Die Vizepräsidentin von Ma’an gibt ihr neues Wissen weiter

Vorhaben wie LEAD sollen dazu beitragen, Frauen im Nahen Osten im öffentlichen Leben zu unterstützen, damit auch die weibliche Hälfte der Bevölkerung angemessen vertreten wird. Und ihr Wissen einbringt. Frauen sind in Jordanien inzwischen gut ausgebildet, doch nur rund 13 Prozent arbeiten außerhalb ihres Hauses. In den kommunalen und regionalen Räten liegt der Frauenanteil im Schnitt bei 29 Prozent. Im jordanischen Parlament sind es 15 Prozent.

In Ma’an hat die Vizepräsidentin ihr neues Wissen an ihre Kolleginnen und Kollegen aus dem Rat und der Verwaltung weitergegeben. „Aida ist ein so witziger und engagierter Mensch, sie vermittelt ihre Kenntnisse lebensnah“, sagt einer ihrer Mitarbeiter: „Als es um das Erstellen von Prioritäten ging, hat sie einfach gesagt, stellt euch vor, wir gehen auf den Markt, den Souk, und haben alle eine Einkaufsliste dabei. Jetzt vergleichen wir unsere Listen und finden heraus, was bei allen draufsteht. So finden wir die wichtigsten Ziele.“ Wie Aida Al Khattab wurden in Jordanien, im Libanon und in den Palästinensischen Gebieten mehr als 2.400 Frauen aus Gemeinderäten, Verwaltungen und Frauenorganisationen geschult: in Seminaren zu politischer Bildung, in Mentorenprogrammen für Führung und Management oder in öffentlichen Debatten. Sie wiederum geben ihr Wissen weiter.
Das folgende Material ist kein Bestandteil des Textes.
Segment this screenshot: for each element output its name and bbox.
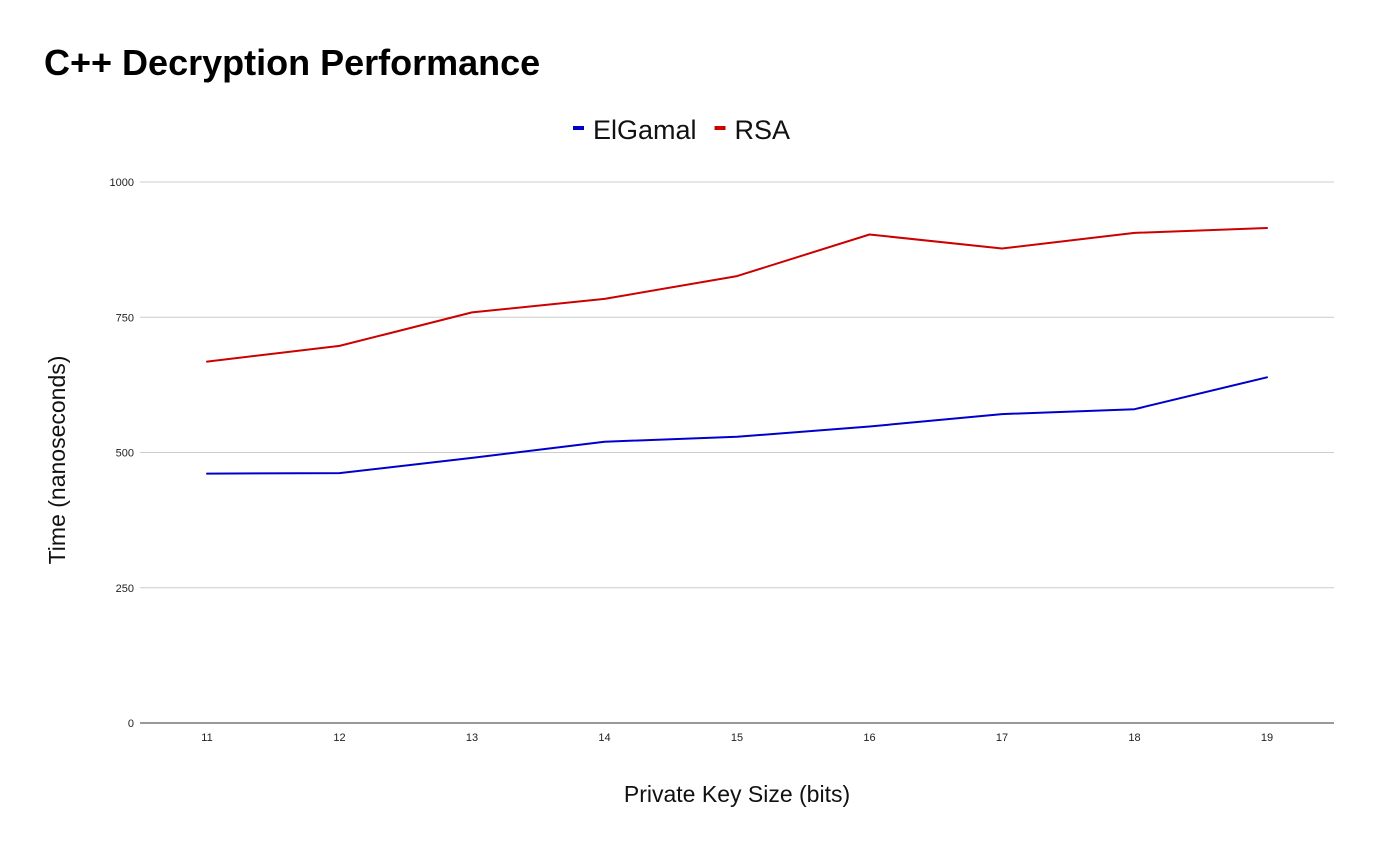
chart-title: C++ Decryption Performance <box>44 42 541 83</box>
x-tick-label: 15 <box>731 732 743 744</box>
x-tick-label: 17 <box>996 732 1008 744</box>
x-tick-label: 16 <box>863 732 875 744</box>
y-tick-label: 250 <box>116 583 134 595</box>
series-layer <box>206 227 1268 475</box>
y-axis-title: Time (nanoseconds) <box>44 356 70 565</box>
series-line-elgamal <box>206 376 1268 475</box>
legend: ElGamal RSA <box>573 115 790 145</box>
x-tick-label: 12 <box>333 732 345 744</box>
legend-swatch <box>714 126 726 130</box>
x-tick-label: 14 <box>598 732 610 744</box>
series-line-rsa <box>206 227 1268 363</box>
y-axis-ticks: 0 250 500 750 1000 <box>110 177 134 730</box>
gridlines <box>140 181 1334 589</box>
y-tick-label: 0 <box>128 718 134 730</box>
x-tick-label: 13 <box>466 732 478 744</box>
x-tick-label: 18 <box>1128 732 1140 744</box>
legend-label: RSA <box>735 115 791 145</box>
x-tick-label: 19 <box>1261 732 1273 744</box>
legend-swatch <box>573 126 584 130</box>
y-tick-label: 750 <box>116 312 134 324</box>
legend-label: ElGamal <box>593 115 697 145</box>
x-tick-label: 11 <box>201 732 212 744</box>
x-axis-ticks: 11 12 13 14 15 16 17 18 19 <box>201 732 1273 744</box>
y-tick-label: 500 <box>116 448 134 460</box>
y-tick-label: 1000 <box>110 177 134 189</box>
x-axis-title: Private Key Size (bits) <box>624 781 850 807</box>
Gelebte Gleichberechtigung

2017 erreichte in Jordanien zudem eine Medienkampagne in Fernsehen und Radio vier Millionen Menschen. Dabei erklärten bekannte Persönlichkeiten vor den Wahlen zu den Gouvernementsräten, weshalb sie sich für mehr Frauen in den Stadt-, Gemeinde- und Provinzräten und damit für Gleichberechtigung einsetzen. Auf die Frage, warum er seine Frau immer unterstützt hat, auch in ihrem politischen Amt, antwortet Aida Al Khattabs Mann Fawaz: „Ich wollte, dass sie sich diesen Traum verwirklichen kann. Das sollten doch Eheleute füreinander tun, oder?“ Ihre sieben Kinder, sechs Töchter und ein Sohn, sind inzwischen groß. Alle haben studiert und arbeiten. Die Aufgaben, etwa mit den sieben Enkeln, teilt sich das Ehepaar. Sie leben Gleichberechtigung. Das scheint auch auf den Rest der Familie abzufärben. Der Sohn ist in der Mittagspause vorbeigekommen und serviert das Brot zum traditionellen Gericht Mansaf mit Reis und Lamm.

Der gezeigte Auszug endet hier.